Ну, пожалуй, хватит. Приношу глубокую благодарность поставленному надо мной японцу за то, что он дал мне карандаш и бумагу. Пока я держу в руках карандаш, меня, по-видимому, еще можно признавать человеком. Однако бумага уже кончилась. Может быть, это конец и моего человеческого существования?»
Кадзи отправился в барак. Ван Тин-ли сидел у самой двери и палочкой чертил на земле, потом стирал. Увидев Кадзи, он поднял голову и улыбнулся.
— Зачем ты все это написал? — спросил Кадзи.
— Знаете, как дикий зверь… — усмехаясь, ответил Ван. — Присядет, осмотрится, увидит, что безопасно, и очищает кишечник. Жить мне все равно осталось недолго, а так хочется очиститься от пакости. Накипело…
— Значит, решил, что здесь безопасно? Это как бы завещание? Ну что ж, поговорим начистоту. А все же японец, который стоит перед тобой, отличается чем-нибудь от тех, о ком ты написал? Или не отличается?
— По-видимому, на этот вопрос легче ответить самому японцу, — сказал Ван, не гася усмешки. — Отрадно уже то, что господин Кадзи сам осознал разницу. А что возьмет в нем верх — это будет зависеть от него самого. Это различие либо совсем сгладится, либо, напротив, еще больше возрастет. Все в ваших руках.
— А чего бы тебе хотелось?
Впервые за все время Ван громко рассмеялся, обнажив обломанные зубы — следы несчетных зуботычин.
— Я не для себя стараюсь. Вы прекрасно знаете: как только человек перестает заниматься самоусовершенствованием, все самые добрые начала в нем могут погибнуть. В двадцать лет человек всегда гуманист, правдолюбец, к тридцати он в большинстве случаев становится практичным, а после сорока он уже весь во власти эгоизма. А почему? Потому что не сумел развить в себе добрые начала, проявлявшиеся в нем в двадцатилетнем возрасте.

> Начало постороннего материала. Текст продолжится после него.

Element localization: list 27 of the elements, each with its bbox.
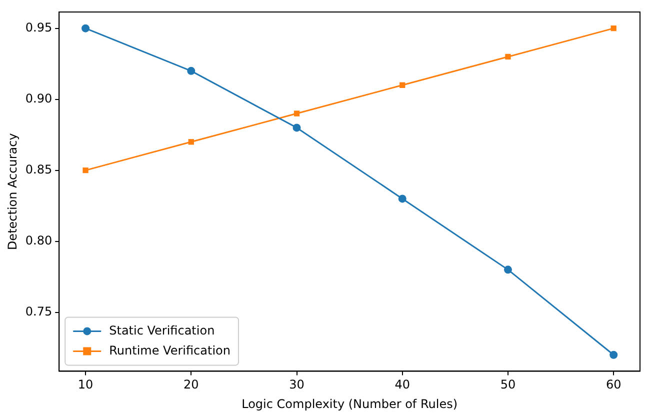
point [187, 66, 196, 75]
y-tick-label: 0.90 [25, 91, 52, 106]
y-tick-label: 0.80 [25, 233, 52, 248]
y-tick-label: 0.85 [25, 162, 52, 176]
point [188, 139, 194, 145]
point [505, 54, 511, 60]
x-tick-label: 10 [78, 378, 94, 392]
y-axis-title: Detection Accuracy [5, 133, 20, 250]
x-tick-label: 30 [289, 378, 304, 392]
point [610, 350, 618, 359]
x-tick-label: 20 [183, 378, 199, 392]
point [504, 266, 512, 274]
x-tick-label: 60 [606, 378, 622, 392]
point [292, 124, 301, 132]
point [400, 82, 406, 88]
x-tick-label: 40 [394, 378, 410, 392]
point [398, 194, 406, 203]
point [82, 167, 88, 174]
x-tick-label: 50 [500, 378, 516, 392]
point [610, 26, 616, 32]
x-axis-title: Logic Complexity (Number of Rules) [242, 396, 458, 411]
legend-label: Static Verification [109, 323, 215, 338]
y-tick-label: 0.75 [25, 304, 52, 318]
point [82, 24, 90, 32]
point [294, 110, 300, 116]
y-tick-label: 0.95 [25, 20, 52, 34]
legend-label: Runtime Verification [109, 343, 230, 358]
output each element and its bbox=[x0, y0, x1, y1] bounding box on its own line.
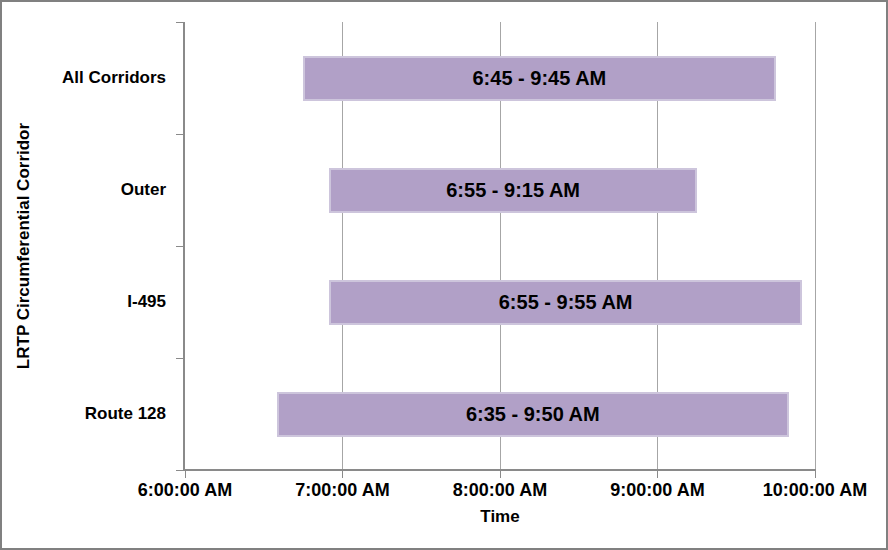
x-axis-tick bbox=[657, 471, 658, 478]
bar-range-label: 6:55 - 9:55 AM bbox=[331, 282, 800, 323]
bar-outer: 6:55 - 9:15 AM bbox=[329, 168, 696, 213]
bar-all-corridors: 6:45 - 9:45 AM bbox=[303, 56, 776, 101]
x-axis-tick bbox=[500, 471, 501, 478]
bar-route-128: 6:35 - 9:50 AM bbox=[277, 392, 789, 437]
y-axis-tick bbox=[176, 246, 183, 247]
x-axis-tick bbox=[342, 471, 343, 478]
y-axis-tick bbox=[176, 134, 183, 135]
y-axis-tick bbox=[176, 22, 183, 23]
bar-range-label: 6:55 - 9:15 AM bbox=[331, 170, 694, 211]
bar-i-495: 6:55 - 9:55 AM bbox=[329, 280, 802, 325]
x-tick-label: 6:00:00 AM bbox=[115, 479, 255, 501]
major-gridline bbox=[815, 22, 816, 470]
time-range-bar-chart: 6:45 - 9:45 AM 6:55 - 9:15 AM 6:55 - 9:55 … bbox=[0, 0, 888, 550]
x-axis-tick bbox=[815, 471, 816, 478]
x-axis-title: Time bbox=[185, 506, 815, 528]
bar-range-label: 6:35 - 9:50 AM bbox=[279, 394, 787, 435]
y-axis-line bbox=[183, 22, 185, 471]
bar-range-label: 6:45 - 9:45 AM bbox=[305, 58, 774, 99]
x-axis-tick bbox=[185, 471, 186, 478]
x-tick-label: 10:00:00 AM bbox=[745, 479, 885, 501]
y-axis-tick bbox=[176, 470, 183, 471]
y-axis-tick bbox=[176, 358, 183, 359]
x-tick-label: 8:00:00 AM bbox=[430, 479, 570, 501]
x-tick-label: 7:00:00 AM bbox=[273, 479, 413, 501]
y-axis-title: LRTP Circumferential Corridor bbox=[13, 22, 35, 470]
x-tick-label: 9:00:00 AM bbox=[588, 479, 728, 501]
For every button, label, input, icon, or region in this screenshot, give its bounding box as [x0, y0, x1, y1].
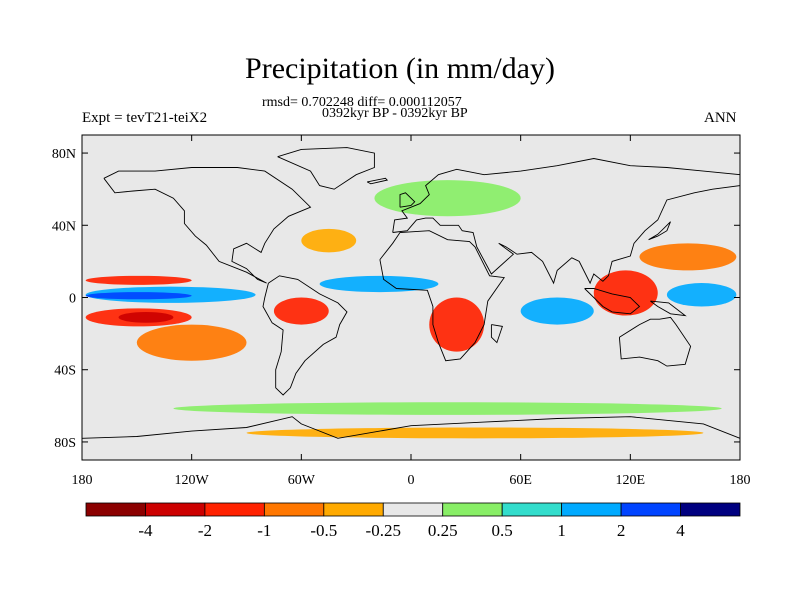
lon-tick-label: 120W	[175, 473, 210, 488]
lon-tick-label: 60W	[288, 473, 316, 488]
coastline-3	[379, 230, 505, 362]
coastline-8	[648, 221, 671, 241]
coastline-12	[490, 324, 503, 344]
coastline-2	[277, 147, 375, 190]
lat-tick-label: 40N	[52, 219, 76, 234]
colorbar-label: -2	[198, 521, 212, 540]
colorbar-label: 1	[557, 521, 566, 540]
coastline-1	[262, 275, 348, 396]
field-region-southern-ocean-green	[173, 402, 722, 415]
season-label: ANN	[704, 110, 737, 126]
colorbar-swatch	[561, 502, 622, 517]
field-region-south-africa-dry	[429, 297, 485, 352]
colorbar-label: 0.25	[428, 521, 458, 540]
coastline-6	[584, 288, 641, 315]
coastline-0	[103, 167, 312, 284]
colorbar-label: -0.5	[310, 521, 337, 540]
colorbar-swatch	[680, 502, 741, 517]
colorbar-swatch	[263, 502, 325, 517]
coastline-10	[366, 177, 389, 185]
experiment-label: Expt = tevT21-teiX2	[82, 110, 208, 126]
field-region-north-atlantic-orange	[301, 228, 357, 253]
coastline-4	[392, 158, 741, 285]
lon-tick-label: 180	[730, 473, 751, 488]
lon-tick-label: 180	[72, 473, 93, 488]
field-region-eurasia-green	[374, 180, 521, 217]
lat-tick-label: 80S	[54, 436, 76, 451]
lon-tick-label: 120E	[616, 473, 646, 488]
field-region-amazon-dry	[273, 297, 329, 325]
period-line: 0392kyr BP - 0392kyr BP	[322, 106, 468, 121]
colorbar-label: 4	[676, 521, 685, 540]
lat-tick-label: 80N	[52, 147, 76, 162]
field-region-atlantic-itcz	[319, 275, 439, 293]
colorbar-label: 2	[617, 521, 626, 540]
coastlines	[81, 147, 741, 439]
lat-tick-label: 0	[69, 292, 76, 307]
page-title: Precipitation (in mm/day)	[245, 52, 555, 85]
field-region-north-pacific-dry-band	[85, 275, 192, 285]
colorbar-label: -4	[138, 521, 153, 540]
colorbar: -4 -2 -1 -0.5 -0.25 0.25 0.5 1 2 4	[85, 502, 741, 540]
field-region-nw-pacific-dry	[639, 243, 737, 271]
colorbar-swatch	[501, 502, 563, 517]
axis-ticks: 80N 40N 0 40S 80S 180 120W 60W 0 60E 120E 180	[52, 135, 751, 488]
coastline-9	[399, 192, 416, 208]
coastline-7	[650, 300, 687, 317]
coastline-5	[618, 316, 692, 367]
field-region-south-pacific-diagonal	[136, 324, 247, 361]
colorbar-label: 0.5	[492, 521, 513, 540]
colorbar-label: -1	[257, 521, 271, 540]
field-region-indonesia-dry	[593, 270, 658, 316]
colorbar-swatch	[145, 502, 206, 517]
colorbar-swatch	[382, 502, 444, 517]
field-region-south-pacific-dry-core	[118, 311, 174, 323]
colorbar-swatch	[323, 502, 384, 517]
precipitation-field	[82, 135, 740, 460]
colorbar-swatch	[442, 502, 503, 517]
lon-tick-label: 0	[408, 473, 415, 488]
stats-line: rmsd= 0.702248 diff= 0.000112057	[262, 95, 462, 110]
colorbar-swatch	[620, 502, 681, 517]
field-region-equatorial-pacific-core	[85, 292, 192, 300]
colorbar-swatch	[85, 502, 146, 517]
colorbar-label: -0.25	[366, 521, 401, 540]
lon-tick-label: 60E	[509, 473, 532, 488]
field-region-antarctic-coast-orange	[246, 427, 704, 439]
colorbar-swatch	[204, 502, 265, 517]
field-region-indian-ocean-wet	[520, 297, 594, 325]
lat-tick-label: 40S	[54, 364, 76, 379]
field-region-west-pacific-wet	[666, 283, 737, 307]
coastline-11	[81, 416, 741, 439]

— О, это уже настоящая лекция. За такие лекции большие деньги платят, — невесело усмехнулся Кадзи; в глазах его не было и тени улыбки. — Однако, Ван, вам не пришло в голову, что огонь, который лижет ваши ступни, уже опалил души многих японцев, что прежде всего подверглись агрессии от своих же соотечественников они, эти японцы. Вы сейчас за колючей проволокой, как с вышки, можете, если захотите, даже заниматься наблюдением: «Ага!.. Вон японец, вон агрессор!» Или, говоря вашими словами, можете развивать в себе добрые начала. А мне, которого подвесили над огнем, что прикажете делать?
Ван медленно качал головой, словно говоря: нет, не так все это, не так! Затем он сказал:
— Каждый человек склонен считать себя страдальцем. Событиям своей жизни он часто стремится придать трагическую окраску. Однако факты упрямая вещь. Нельзя, например, человека, сидящего за колючей проволокой, убедить, что он более счастлив, чем тот, кто разгуливает по ту сторону. Да убеждающий и сам этому не верит, ибо факты говорят о противоположном.